I say eventually because, while we genuinely did see them, our footage does not exactly prove it. At one stage, all the jeeps converged on a leopard sighting. We were not in the best position and could mostly see parts of it, then later another leopard appeared in a tree. It was only when I watched the footage back that I realised I had actually captured it.

So yes, there were leopards. We saw them. We just cannot show them particularly well because we are not wildlife photographers.

Even so, the safari was thrilling. That mix of waiting, hoping, spotting, and nearly missing things is part of what makes wildlife experiences so exciting.

Mirissa and the beach break we needed

After Yala, we headed west to Mirissa.

By that point, the shift in atmosphere was obvious. After early mornings and safari dust, the beach felt like a reward. Mirissa was lively, warm, and clearly well set up for visitors, with surf schools, whale watching, and plenty of places to eat and stay.

We had a swim, relaxed, and enjoyed the change of pace. There is not much footage from that part of the trip because, after the excitement of Yala, we were more interested in getting into the water than filming ourselves.

That evening we ate locally, and Darryl tried kottu, which was delicious and perhaps a little too easy to overeat.

Mirissa was also one of the places that made me think we would really enjoy a slower return to Sri Lanka one day.

Galle Fort and Sri Lanka’s layered coastline

On our final day, we visited Galle Fort.

Walking along the ramparts with the sea on one side and the old fort on the other felt like a fitting end to the trip. The lighthouse, the walls, the old buildings, and the coastal views all made it an interesting place to explore.

What stayed with us most, though, was hearing about the 2004 tsunami and the way the fort walls helped protect the historic area. Standing there in the sunshine while imagining the force of those waves gave the place a different kind of depth.

Galle was beautiful, but it also felt like a place shaped by history in more ways than one.

Moonstones and one final stop

Before the trip ended, we also visited a moonstone mine and factory.

Seeing the mining process and learning how the stones are cut and polished was genuinely fascinating.
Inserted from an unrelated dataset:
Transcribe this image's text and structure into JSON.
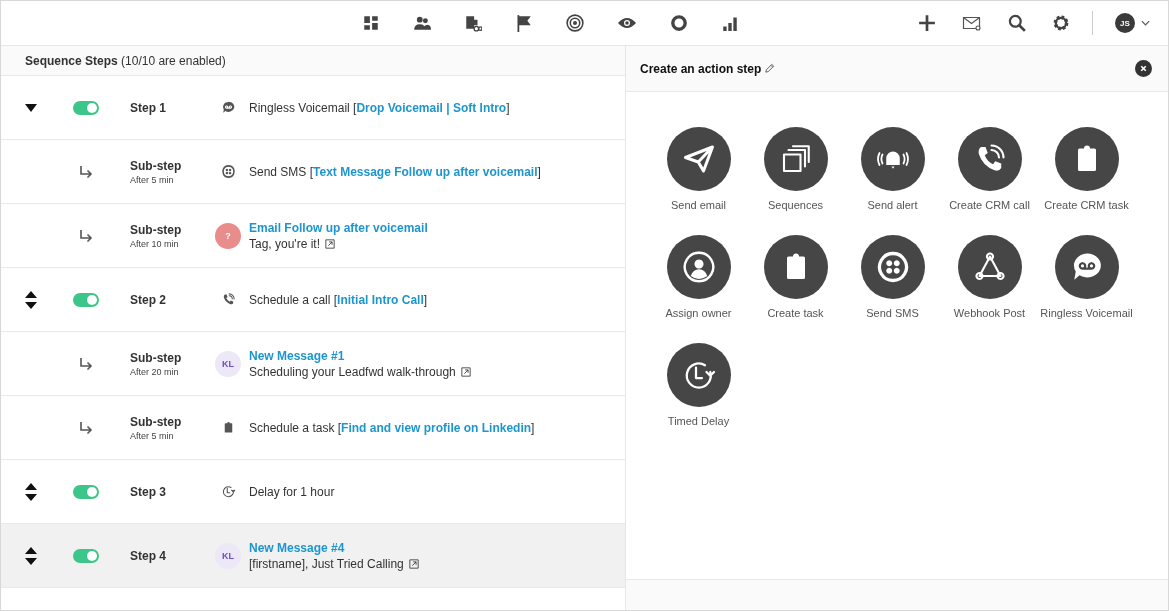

Of course, it was also clear that the tour was building towards the showroom. You could feel the sales pitch slowly gathering momentum as we moved through the process.

And yes, some jewellery may have been purchased.
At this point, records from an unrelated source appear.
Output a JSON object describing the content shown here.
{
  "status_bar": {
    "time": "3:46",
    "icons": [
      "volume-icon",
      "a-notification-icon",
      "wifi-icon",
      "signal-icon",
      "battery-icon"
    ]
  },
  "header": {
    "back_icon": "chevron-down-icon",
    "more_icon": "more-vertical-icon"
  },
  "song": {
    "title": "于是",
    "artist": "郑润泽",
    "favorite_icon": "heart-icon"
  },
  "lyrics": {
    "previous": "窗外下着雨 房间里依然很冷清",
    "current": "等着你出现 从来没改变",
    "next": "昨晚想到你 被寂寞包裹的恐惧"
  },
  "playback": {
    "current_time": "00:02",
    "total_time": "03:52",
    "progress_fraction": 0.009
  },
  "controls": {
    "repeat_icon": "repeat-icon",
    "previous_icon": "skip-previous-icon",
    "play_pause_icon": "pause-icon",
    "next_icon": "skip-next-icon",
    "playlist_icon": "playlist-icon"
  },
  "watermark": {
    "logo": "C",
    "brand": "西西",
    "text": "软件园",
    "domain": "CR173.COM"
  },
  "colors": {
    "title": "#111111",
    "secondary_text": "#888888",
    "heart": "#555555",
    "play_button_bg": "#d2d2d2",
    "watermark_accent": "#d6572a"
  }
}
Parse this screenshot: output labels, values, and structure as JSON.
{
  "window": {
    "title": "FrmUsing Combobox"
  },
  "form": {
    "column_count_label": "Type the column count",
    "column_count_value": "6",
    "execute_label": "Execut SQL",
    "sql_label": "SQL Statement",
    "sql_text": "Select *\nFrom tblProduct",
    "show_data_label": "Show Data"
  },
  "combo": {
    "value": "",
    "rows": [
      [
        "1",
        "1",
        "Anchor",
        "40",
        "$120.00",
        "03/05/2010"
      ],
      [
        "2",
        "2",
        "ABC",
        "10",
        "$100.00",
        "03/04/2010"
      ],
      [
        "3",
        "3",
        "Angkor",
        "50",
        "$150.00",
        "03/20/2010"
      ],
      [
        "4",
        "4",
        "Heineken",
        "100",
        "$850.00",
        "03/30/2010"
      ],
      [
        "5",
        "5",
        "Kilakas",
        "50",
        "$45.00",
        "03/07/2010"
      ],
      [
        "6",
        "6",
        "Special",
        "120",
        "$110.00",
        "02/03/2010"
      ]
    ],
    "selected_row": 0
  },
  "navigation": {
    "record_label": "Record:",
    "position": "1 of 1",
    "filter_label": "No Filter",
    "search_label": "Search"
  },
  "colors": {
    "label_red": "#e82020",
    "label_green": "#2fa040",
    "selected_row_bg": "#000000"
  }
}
Five days was enough to know we want to come back

Five days in Sri Lanka was never going to be enough.

We did not take the trains. We did not see Sigiriya. We did not travel independently or spend long enough in any one place to settle into the rhythm of the country. But even in a short visit, Sri Lanka gave us a huge amount. Wildlife, temples, tea country, beaches, history, and some incredibly warm hospitality.

It felt varied, vibrant, and full of possibilities.

More than anything, this trip made us want to return, and next time I would want to do it more slowly.

A final word on Sammy

A huge part of what made this trip so enjoyable was our driver, Sammy.

He was warm, funny, knowledgeable, safe, and thoughtful throughout, and the evening with his family was one of the most memorable parts of our time in Sri Lanka.

If you are booking a similar tour, ask for Sammy. He made a very good trip even better.